Idaho Governor Brad Little signed House Bill 752 into law, which criminalizes trans people for using bathrooms aligning with their gender identity — not just in government buildings, but in private businesses.
A first offense is a misdemeanor carrying up to a year in jail. A second is a felony carrying up to five years in prison.
Since 2022, at least 10 states have added new misdemeanor or felony penalties to laws targeting trans people and their support networks.
Jules Gill-Peterson, a historian of transgender legal history, told Prism that the current wave is not invented out of nowhere — laws dating back to the 1840s criminalized people for appearing in public “in a dress not belonging to their sex.”
Those statutes created what she described as a revolving door of arrests and short jail stays. Today’s bills are more sophisticated, more targeted, and backed by far more powerful surveillance tools, but the underlying logic is the same: make it a crime to exist as yourself in public.
What the Lists Are For
Civil libertarians watching this unfold have been careful to point out what state attorneys general and health departments will not. A list of people who have sought gender-affirming care, or who have changed a gender marker, is not a neutral administrative record. It is a roster of people the state has identified as politically inconvenient.

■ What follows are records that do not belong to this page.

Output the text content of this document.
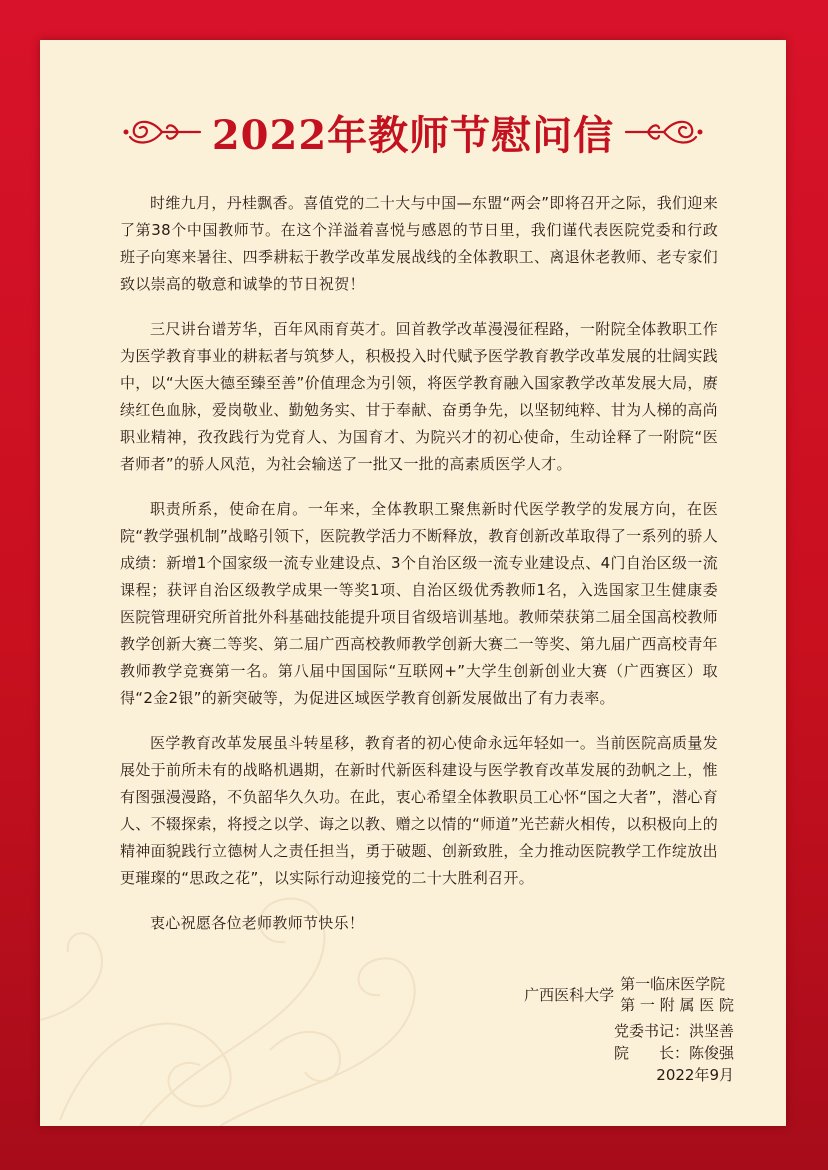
2022年教师节慰问信

时维九月，丹桂飘香。喜值党的二十大与中国—东盟“两会”即将召开之际，我们迎来了第38个中国教师节。在这个洋溢着喜悦与感恩的节日里，我们谨代表医院党委和行政班子向寒来暑往、四季耕耘于教学改革发展战线的全体教职工、离退休老教师、老专家们致以崇高的敬意和诚挚的节日祝贺！

三尺讲台谱芳华，百年风雨育英才。回首教学改革漫漫征程路，一附院全体教职工作为医学教育事业的耕耘者与筑梦人，积极投入时代赋予医学教育教学改革发展的壮阔实践中，以“大医大德至臻至善”价值理念为引领，将医学教育融入国家教学改革发展大局，赓续红色血脉，爱岗敬业、勤勉务实、甘于奉献、奋勇争先，以坚韧纯粹、甘为人梯的高尚职业精神，孜孜践行为党育人、为国育才、为院兴才的初心使命，生动诠释了一附院“医者师者”的骄人风范，为社会输送了一批又一批的高素质医学人才。

职责所系，使命在肩。一年来，全体教职工聚焦新时代医学教学的发展方向，在医院“教学强机制”战略引领下，医院教学活力不断释放，教育创新改革取得了一系列的骄人成绩：新增1个国家级一流专业建设点、3个自治区级一流专业建设点、4门自治区级一流课程；获评自治区级教学成果一等奖1项、自治区级优秀教师1名，入选国家卫生健康委医院管理研究所首批外科基础技能提升项目省级培训基地。教师荣获第二届全国高校教师教学创新大赛二等奖、第二届广西高校教师教学创新大赛二一等奖、第九届广西高校青年教师教学竞赛第一名。第八届中国国际“互联网+”大学生创新创业大赛（广西赛区）取得“2金2银”的新突破等，为促进区域医学教育创新发展做出了有力表率。

医学教育改革发展虽斗转星移，教育者的初心使命永远年轻如一。当前医院高质量发展处于前所未有的战略机遇期，在新时代新医科建设与医学教育改革发展的劲帆之上，惟有图强漫漫路，不负韶华久久功。在此，衷心希望全体教职员工心怀“国之大者”，潜心育人、不辍探索，将授之以学、诲之以教、赠之以情的“师道”光芒薪火相传，以积极向上的精神面貌践行立德树人之责任担当，勇于破题、创新致胜，全力推动医院教学工作绽放出更璀璨的“思政之花”，以实际行动迎接党的二十大胜利召开。

衷心祝愿各位老师教师节快乐！

广西医科大学
第一临床医学院
第 一 附 属 医 院
党委书记：洪坚善
院　　长：陈俊强
2022年9月
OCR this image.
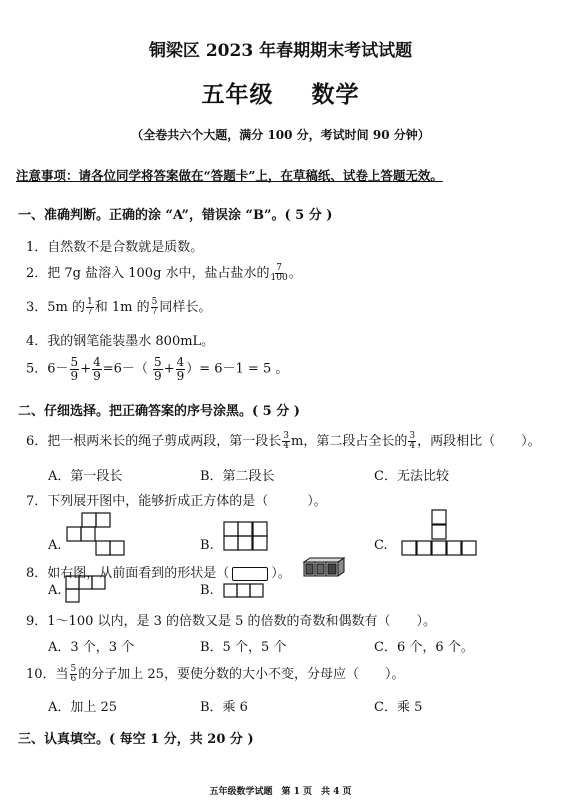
铜梁区 2023 年春期期末考试试题
五年级 数学
（全卷共六个大题，满分 100 分，考试时间 90 分钟）
注意事项：请各位同学将答案做在“答题卡”上，在草稿纸、试卷上答题无效。
一、准确判断。正确的涂 “A”，错误涂 “B”。( 5 分 )
1．自然数不是合数就是质数。
2．把 7g 盐溶入 100g 水中，盐占盐水的 $\frac{7}{100}$ 。
3．5m 的 $\frac{1}{7}$ 和 1m 的 $\frac{5}{7}$ 同样长。
4．我的钢笔能装墨水 800mL。
5．$6- \frac{5}{9} + \frac{4}{9} =6-( \frac{5}{9} + \frac{4}{9}$ ）= 6－1 = 5 。
二、仔细选择。把正确答案的序号涂黑。( 5 分 )
6．把一根两米长的绳子剪成两段，第一段长 $\frac{3}{4}$ m，第二段占全长的 $\frac{3}{4}$ ，两段相比（　　）。
A．第一段长	B．第二段长	C．无法比较
7．下列展开图中，能够折成正方体的是（　　　）。
A.	B.	C.
8．如右图，从前面看到的形状是（	）。
A.	B.
9．1～100 以内，是 3 的倍数又是 5 的倍数的奇数和偶数有（　　）。
A．3 个，3 个	B．5 个，5 个	C．6 个，6 个。
10．当 $\frac{5}{6}$ 的分子加上 25，要使分数的大小不变，分母应（　　）。
A．加上 25	B．乘 6	C．乘 5
三、认真填空。( 每空 1 分，共 20 分 )
五年级数学试题　第 1 页　共 4 页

What happens to those lists matters enormously. They can be subpoenaed in custody disputes. They can be shared with federal agencies — and the Supreme Court has already allowed the State Department to stop processing passports with nonbinary gender markers or markers that differ from a person’s assigned sex at birth.
They can be used to deny employment, housing, insurance, and benefits. They can be released publicly, as Tennessee’s December rollout will demonstrate. They can be matched against other government databases. They can be obtained, legally or otherwise, by people who wish trans Americans harm.
In Indiana, where the attorney general’s office once attempted to brand the parents of trans children as “child abusers” to justify cracking down on gender-affirming care, the list-making serves an explicit political purpose.
In Texas, where Attorney General Ken Paxton’s office attempted in 2023 to compile names of everyone who had updated their state ID, the project has been ongoing and unapologetic.
For trans people in these states, the lists transform a private medical decision or a routine document update into a permanent flag in the government’s records. There is no way to remove yourself.
What comes next
The ACLU has filed challenges to Kansas SB 244 and is preparing further litigation. Advocacy networks have launched mutual-aid efforts — one organizing project, Operation Lifeboat, helps trans people relocate from states with the most aggressive surveillance regimes to states with stronger protections. Some families have already moved. Some can’t afford to.
What is being built across Kansas, Indiana, Texas, Tennessee, and the states moving in their direction is not a series of isolated culture-war policies. It is the architecture of a registry.
The bathroom bans, the document revocations, the medical databases, and the criminal penalties are not separate fights. They are pieces of the same machine, and that machine is now operational.
The question is no longer whether the United States will tolerate state governments keeping lists of their LGBTQ+ residents. Four states are already doing it. The question is what comes when the lists are complete?